There was no point in the day when I opened a laptop. There was no point in the day when I needed to.
This used to be the reason people bought laptops.
But does it compile? Does it install?
The Gradle build runs in the container the same way it would on a workstation. What surprised me is what happens next: Claude Code just offers me the resulting APK as a downloadable file. Tap once, it lands in the phone's Downloads folder. Tap it again, Android does its usual pantomime about installing from an unknown source, I approve, and the app is on my launcher. Iterate on the next feature, download the next APK, tap-tap-installed. The whole edit → compile → install → try-it loop happens inside the phone.
(There is, allegedly, also a web version. I have not opened it. I am not sure I will. The Android app is the one I actually wanted.)
What the app does, briefly
It is called Quick Notes & Reminders and it does what it says. A note is just a line of text — no titles, no folders. If I want, I attach a reminder to it: a time, a place, or both at once ("when I next get home, if it's between 4 and 6 pm, poke me about the plants"). The place picker is a real map. The dictate button takes voice, in both the languages I actually use, and doesn't get confused when I switch mid-sentence. The home-screen background is one I picked, cropped and dimmed myself, because the app is mine and I get to have opinions about wallpapers.
None of that is unusual on its own — every note app has notes, every reminder app has reminders. The difference is that this one has exactly the set I use, in the order I look for them, without four settings screens between me and the thing I want. The bar isn't "better than Google Keep." The bar is "better than a Telegram thread called Saved Messages that I've been tolerating for years." That's a low bar and it's the only one that matters, because I'm the only user.
What's next
Use it until the missing features surface.

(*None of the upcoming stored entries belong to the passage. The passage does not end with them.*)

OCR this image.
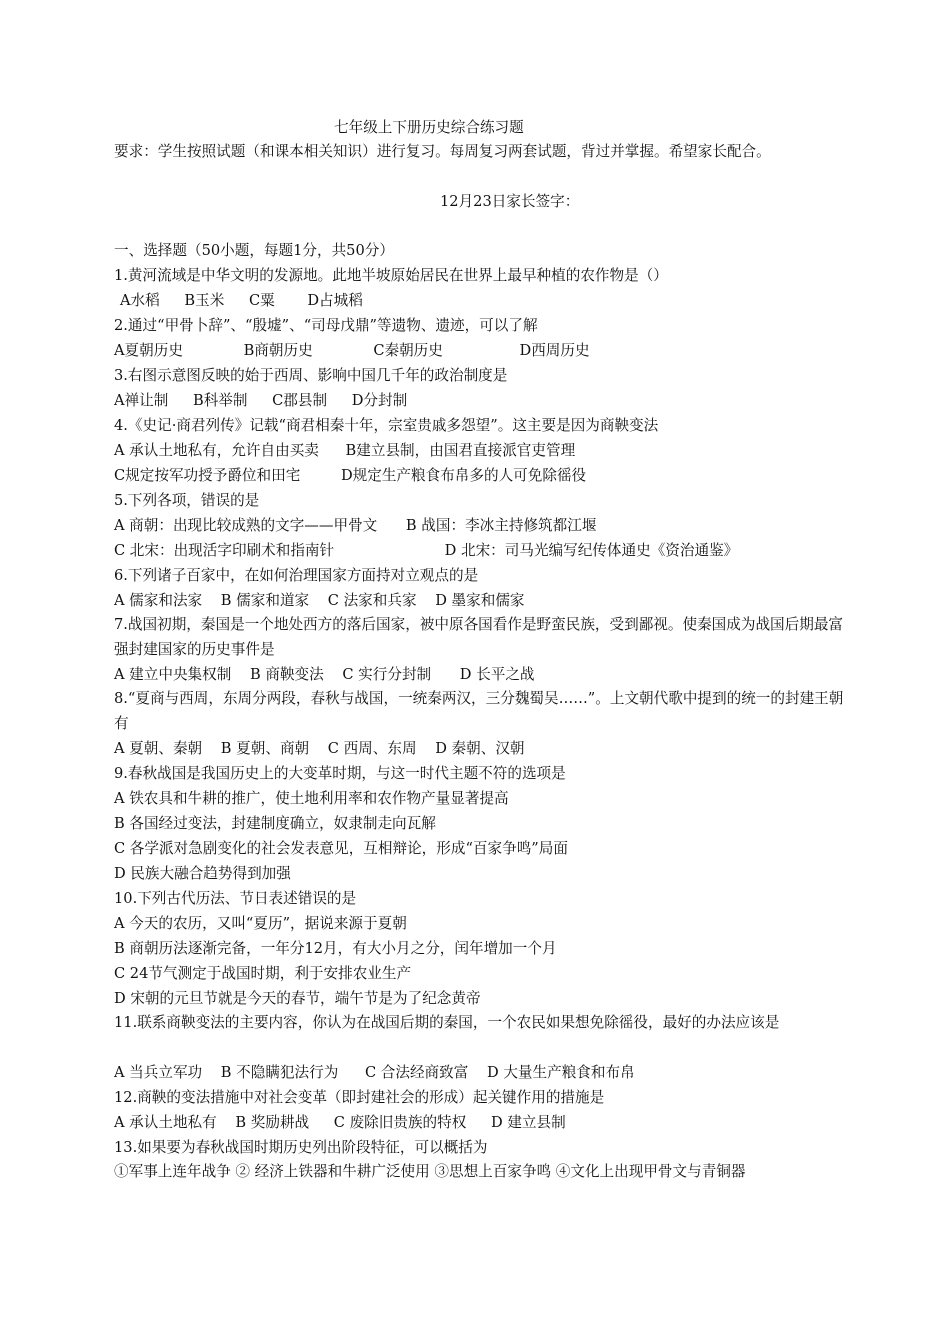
七年级上下册历史综合练习题
要求：学生按照试题（和课本相关知识）进行复习。每周复习两套试题，背过并掌握。希望家长配合。
12月23日家长签字：
一、选择题（50小题，每题1分，共50分）
1.黄河流域是中华文明的发源地。此地半坡原始居民在世界上最早种植的农作物是（）
A水稻 B玉米 C粟 D占城稻
2.通过“甲骨卜辞”、“殷墟”、“司母戊鼎”等遗物、遗迹，可以了解
A夏朝历史	B商朝历史	C秦朝历史	D西周历史
3.右图示意图反映的始于西周、影响中国几千年的政治制度是
A禅让制 B科举制 C郡县制 D分封制
4.《史记·商君列传》记载“商君相秦十年，宗室贵戚多怨望”。这主要是因为商鞅变法
A 承认土地私有，允许自由买卖 B建立县制，由国君直接派官吏管理
C规定按军功授予爵位和田宅	D规定生产粮食布帛多的人可免除徭役
5.下列各项，错误的是
A 商朝：出现比较成熟的文字——甲骨文 B 战国：李冰主持修筑都江堰
C 北宋：出现活字印刷术和指南针	D 北宋：司马光编写纪传体通史《资治通鉴》
6.下列诸子百家中，在如何治理国家方面持对立观点的是
A 儒家和法家 B 儒家和道家 C 法家和兵家 D 墨家和儒家
7.战国初期，秦国是一个地处西方的落后国家，被中原各国看作是野蛮民族，受到鄙视。使秦国成为战国后期最富强封建国家的历史事件是
A 建立中央集权制 B 商鞅变法 C 实行分封制 D 长平之战
8.“夏商与西周，东周分两段，春秋与战国，一统秦两汉，三分魏蜀吴……”。上文朝代歌中提到的统一的封建王朝有
A 夏朝、秦朝 B 夏朝、商朝 C 西周、东周 D 秦朝、汉朝
9.春秋战国是我国历史上的大变革时期，与这一时代主题不符的选项是
A 铁农具和牛耕的推广，使土地利用率和农作物产量显著提高
B 各国经过变法，封建制度确立，奴隶制走向瓦解
C 各学派对急剧变化的社会发表意见，互相辩论，形成“百家争鸣”局面
D 民族大融合趋势得到加强
10.下列古代历法、节日表述错误的是
A 今天的农历，又叫“夏历”，据说来源于夏朝
B 商朝历法逐渐完备，一年分12月，有大小月之分，闰年增加一个月
C 24节气测定于战国时期，利于安排农业生产
D 宋朝的元旦节就是今天的春节，端午节是为了纪念黄帝
11.联系商鞅变法的主要内容，你认为在战国后期的秦国，一个农民如果想免除徭役，最好的办法应该是
A 当兵立军功 B 不隐瞒犯法行为 C 合法经商致富 D 大量生产粮食和布帛
12.商鞅的变法措施中对社会变革（即封建社会的形成）起关键作用的措施是
A 承认土地私有 B 奖励耕战 C 废除旧贵族的特权 D 建立县制
13.如果要为春秋战国时期历史列出阶段特征，可以概括为
①军事上连年战争 ② 经济上铁器和牛耕广泛使用 ③思想上百家争鸣 ④文化上出现甲骨文与青铜器
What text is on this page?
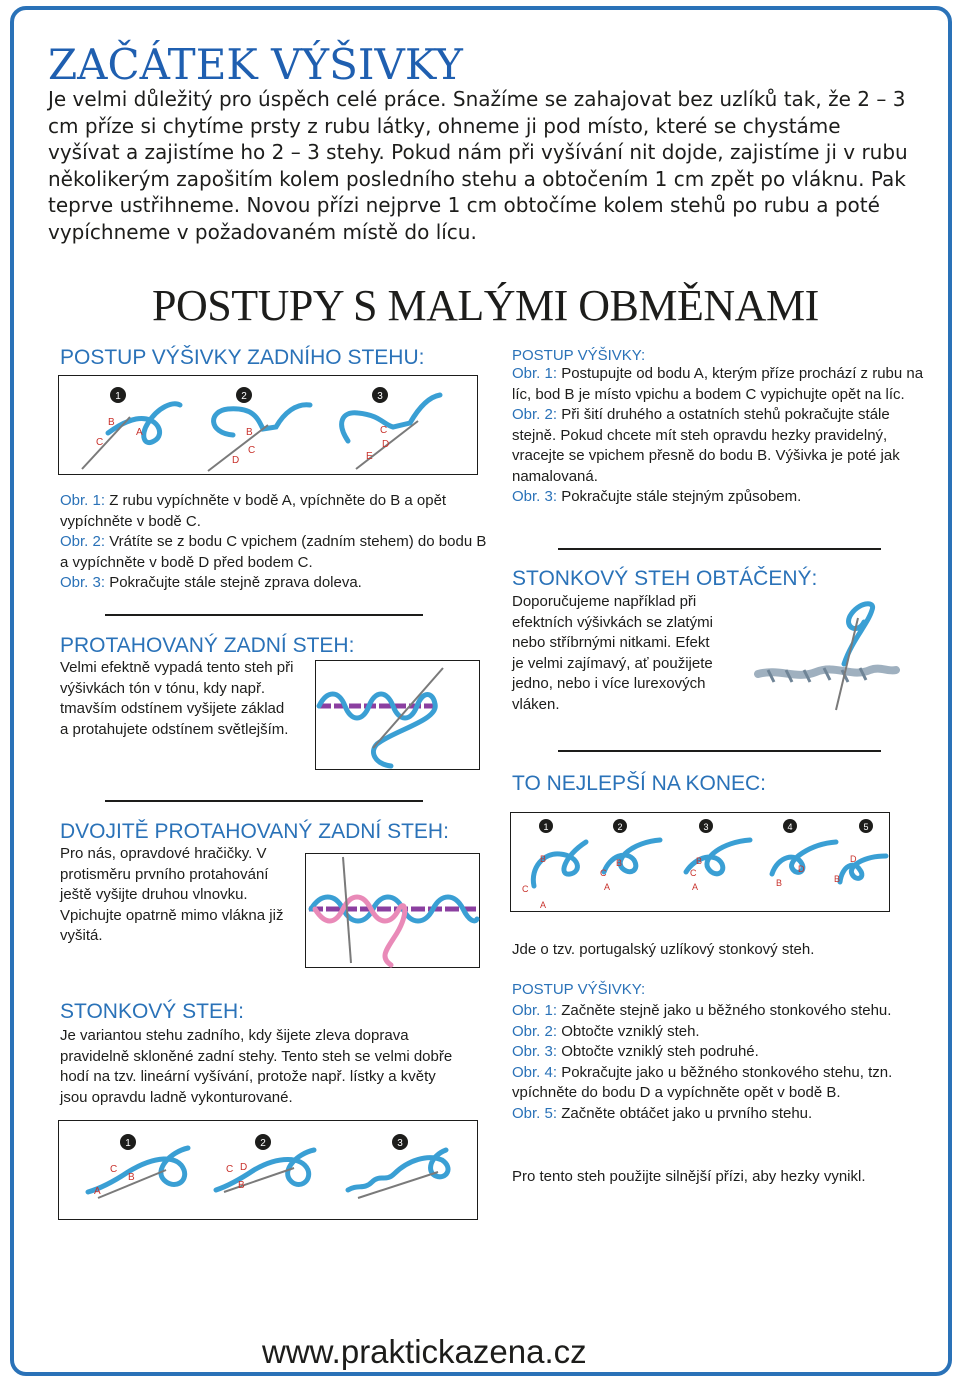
ZAČÁTEK VÝŠIVKY

Je velmi důležitý pro úspěch celé práce. Snažíme se zahajovat bez uzlíků tak, že 2 – 3 cm příze si chytíme prsty z rubu látky, ohneme ji pod místo, které se chystáme vyšívat a zajistíme ho 2 – 3 stehy. Pokud nám při vyšívání nit dojde, zajistíme ji v rubu několikerým zapošitím kolem posledního stehu a obtočením 1 cm zpět po vláknu. Pak teprve ustřihneme. Novou přízi nejprve 1 cm obtočíme kolem stehů po rubu a poté vypíchneme v požadovaném místě do lícu.

POSTUPY S MALÝMI OBMĚNAMI
POSTUP VÝŠIVKY ZADNÍHO STEHU:
1
C
B
A
2
B
C
D
3
C
D
E
Obr. 1: Z rubu vypíchněte v bodě A, vpíchněte do B a opět vypíchněte v bodě C.
Obr. 2: Vrátíte se z bodu C vpichem (zadním stehem) do bodu B a vypíchněte v bodě D před bodem C.
Obr. 3: Pokračujte stále stejně zprava doleva.
PROTAHOVANÝ ZADNÍ STEH:

Velmi efektně vypadá tento steh při výšivkách tón v tónu, kdy např. tmavším odstínem vyšijete základ a protahujete odstínem světlejším.

DVOJITĚ PROTAHOVANÝ ZADNÍ STEH:

Pro nás, opravdové hračičky. V protisměru prvního protahování ještě vyšijte druhou vlnovku. Vpichujte opatrně mimo vlákna již vyšitá.

STONKOVÝ STEH:

Je variantou stehu zadního, kdy šijete zleva doprava pravidelně skloněné zadní stehy. Tento steh se velmi dobře hodí na tzv. lineární vyšívání, protože např. lístky a květy jsou opravdu ladně vykonturované.

1
A
C
B
2
C D
B
3
POSTUP VÝŠIVKY:
Obr. 1: Postupujte od bodu A, kterým příze prochází z rubu na líc, bod B je místo vpichu a bodem C vypichujte opět na líc.
Obr. 2: Při šití druhého a ostatních stehů pokračujte stále stejně. Pokud chcete mít steh opravdu hezky pravidelný, vracejte se vpichem přesně do bodu B. Výšivka je poté jak namalovaná.
Obr. 3: Pokračujte stále stejným způsobem.
STONKOVÝ STEH OBTÁČENÝ:

Doporučujeme například při efektních výšivkách se zlatými nebo stříbrnými nitkami. Efekt je velmi zajímavý, ať použijete jedno, nebo i více lurexových vláken.

TO NEJLEPŠÍ NA KONEC:
1	2	3	4	5
B
C
A
C
A
B
C
A
B
B
D
D
B

Jde o tzv. portugalský uzlíkový stonkový steh.

POSTUP VÝŠIVKY:
Obr. 1: Začněte stejně jako u běžného stonkového stehu.
Obr. 2: Obtočte vzniklý steh.
Obr. 3: Obtočte vzniklý steh podruhé.
Obr. 4: Pokračujte jako u běžného stonkového stehu, tzn. vpíchněte do bodu D a vypíchněte opět v bodě B.
Obr. 5: Začněte obtáčet jako u prvního stehu.

Pro tento steh použijte silnější přízi, aby hezky vynikl.

www.praktickazena.cz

That's the actual test — three hours of building doesn't validate an app, three weeks of leaning on it does. I'll open the web version at some point, probably the first time I want to paste something from a laptop and can't be bothered to type it on the phone. Otherwise I'll keep dogfooding the Android and, if this log is any guide, discover a dozen small things I got wrong on the first pass. Those will be LOG-02.